Die siebte gemeinsame Arbeit der Coen-Brüder trägt die komplette, bis zu diesem Zeitpunkt entwickelte Handschrift der beiden und vereint den schrägen Humor mit skurrilen Typen und einer herrlich absurden Story. Eingeführt von einem sonoren Sprecher, der eine grundlegende Charakterisierung des „Dude“ abliefert und dem Zuschauer die Geschichte erzählt, gehört schon die erste Szene in The Big Lebowski ganz alleine Jeff Bridges. In einen Morgenmantel gekleidet und mit den modisch schrecklichsten Sandalen an den Füßen schlendert er durch den Supermarkt, öffnet ein Milchpaket und verköstigt sie vor Ort. An der Kasse stellt er mit sichtbarem Milchbart der gelangweilten Kassiererin einen Scheck über 0,69 Cent aus.
Es benötigt nur diese beiden ersten Sequenzen, um Jeff Bridges für immer mit der Rolle des „Dude“ zu verbinden. Keiner hätte diese Figur derart ausfüllen, sie leben können, wie er – und das, obwohl seine Vita schon zu dem Zeitpunkt voll prägnanter Individualcharaktere war (z.B. Jack Lucas aus „König der Fischer“ und Clu/Kevin Flynn aus „Tron“). Ich denke, ich lehne mich nicht allzu weit aus dem Fenster, wenn ich behaupte, dass die Filmgeschichte nur wenig Typen aufweist, die cooler und entspannter inszeniert und dargestellt wurden. Bridges hat mit seinem Dope rauchenden und Bowling spielenden Charakter den durchsichtigen Badelatschen (wer kennt die Dinger nicht) und dem Morgenmantel ein Denkmal gesetzt und die Figur des Dude zu einer Ikone werden lassen. Das geht soweit, dass sich in den USA eine Bewegung gründete, die die Philosophie des „Dudeism“ lebt und die „Church of the Latter-Day Dude“-Kirche gegründet hat. In der Annahme, dass es den „Dudeism“ schon seit Anbeginn der Zivilisation gäbe und er als Gegenentwurf zum „Exzess“ und der „Aggression“ funktioniere, solle man alles „easy“ sehen und im „Flow“ bleiben.

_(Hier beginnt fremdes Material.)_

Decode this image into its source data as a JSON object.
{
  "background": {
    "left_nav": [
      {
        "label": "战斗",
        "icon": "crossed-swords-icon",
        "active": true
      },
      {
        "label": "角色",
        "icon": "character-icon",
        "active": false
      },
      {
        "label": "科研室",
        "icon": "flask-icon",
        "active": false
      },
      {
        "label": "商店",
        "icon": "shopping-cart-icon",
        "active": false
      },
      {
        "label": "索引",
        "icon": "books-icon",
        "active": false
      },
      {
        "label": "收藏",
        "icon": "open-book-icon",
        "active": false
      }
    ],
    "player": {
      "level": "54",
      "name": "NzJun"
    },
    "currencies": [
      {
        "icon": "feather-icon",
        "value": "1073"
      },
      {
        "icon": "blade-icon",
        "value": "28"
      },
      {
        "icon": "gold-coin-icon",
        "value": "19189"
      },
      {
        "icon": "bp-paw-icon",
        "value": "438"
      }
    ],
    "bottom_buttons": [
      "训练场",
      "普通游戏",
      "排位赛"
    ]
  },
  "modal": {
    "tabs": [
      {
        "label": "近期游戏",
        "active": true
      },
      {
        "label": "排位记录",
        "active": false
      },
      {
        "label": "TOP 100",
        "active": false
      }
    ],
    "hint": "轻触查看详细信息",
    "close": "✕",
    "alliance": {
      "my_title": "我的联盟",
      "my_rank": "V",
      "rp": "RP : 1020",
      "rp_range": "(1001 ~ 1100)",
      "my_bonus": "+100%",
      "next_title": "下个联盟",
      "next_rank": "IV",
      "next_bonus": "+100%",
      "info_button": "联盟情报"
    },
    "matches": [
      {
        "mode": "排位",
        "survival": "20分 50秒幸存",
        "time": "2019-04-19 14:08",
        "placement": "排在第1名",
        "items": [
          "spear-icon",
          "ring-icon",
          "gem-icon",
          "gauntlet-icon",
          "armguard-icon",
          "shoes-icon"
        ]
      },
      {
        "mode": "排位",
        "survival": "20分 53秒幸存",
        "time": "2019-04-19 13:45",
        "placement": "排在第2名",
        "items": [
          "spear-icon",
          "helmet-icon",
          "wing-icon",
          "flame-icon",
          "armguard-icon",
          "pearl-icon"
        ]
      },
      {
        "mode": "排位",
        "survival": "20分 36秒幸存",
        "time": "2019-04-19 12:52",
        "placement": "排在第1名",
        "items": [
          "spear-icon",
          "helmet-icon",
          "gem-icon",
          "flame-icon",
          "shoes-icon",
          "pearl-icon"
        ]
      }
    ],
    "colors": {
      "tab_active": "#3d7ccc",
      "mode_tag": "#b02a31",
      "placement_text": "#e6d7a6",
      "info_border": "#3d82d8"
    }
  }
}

Man muss natürlich nicht gleich einer Kirche beitreten, um einen Film gut zu finden und The Big Lebowski macht noch eine Menge mehr aus, als alleine seine Hauptfigur.

Da wären zum Beispiel die zahlreichen Nebencharaktere, von denen einer überdrehter ist als der andere. Allen voran Dudes bester Kumpel Walter Sobchak (John Goodman in der Rolle seines Lebens). Der Vietnam-Veteran Sobchak ist als gebürtiger polnischer Katholik bei der Hochzeit mit seiner Ex-Frau Cynthia zum Judentum konvertiert und beachtet vor allem seine eigenen Gesetze. So zückt er schon mal seine Waffe, weil die gegnerische Mannschaft beim Bowling angeblich übertreten hat und argumentiert, dass das hier nicht Vietnam sei, denn es gäbe Regeln. Die ständigen Streitgespräche zwischen dem Dude und Walter sind so brillant geschrieben und pointiert umgesetzt, dass jeder einzelne Satz ein legendäres Zitat geworden ist. Ebenfalls überragend ist Julianne Moore als Feministin Maude Lebowski mit Prinz-Eisenherz-Frisur, die ihre Kunst an Drahtseilen fliegend ausübt und dem verdutzten Dude nach einer gemeinsamen Nacht erzählt, dass es ihr nicht ums Vergnügen, sondern um eine Befruchtung ging. Und wo andere Filme mit einer plötzlich auf der Bildfläche erscheinenden zusätzlichen Gruppe, wie jener der Nihilisten, den roten Faden verloren hätten, binden die Coens diese Truppe so schlüssig und irrwitzig in ihren Film ein, dass sie zum allgemeinen Running Gag mutieren. Perfekt besetzt in der Rolle deren Anführers: Peter Stormare, der schon in Fargo kein Problem mit Gewalt hatte.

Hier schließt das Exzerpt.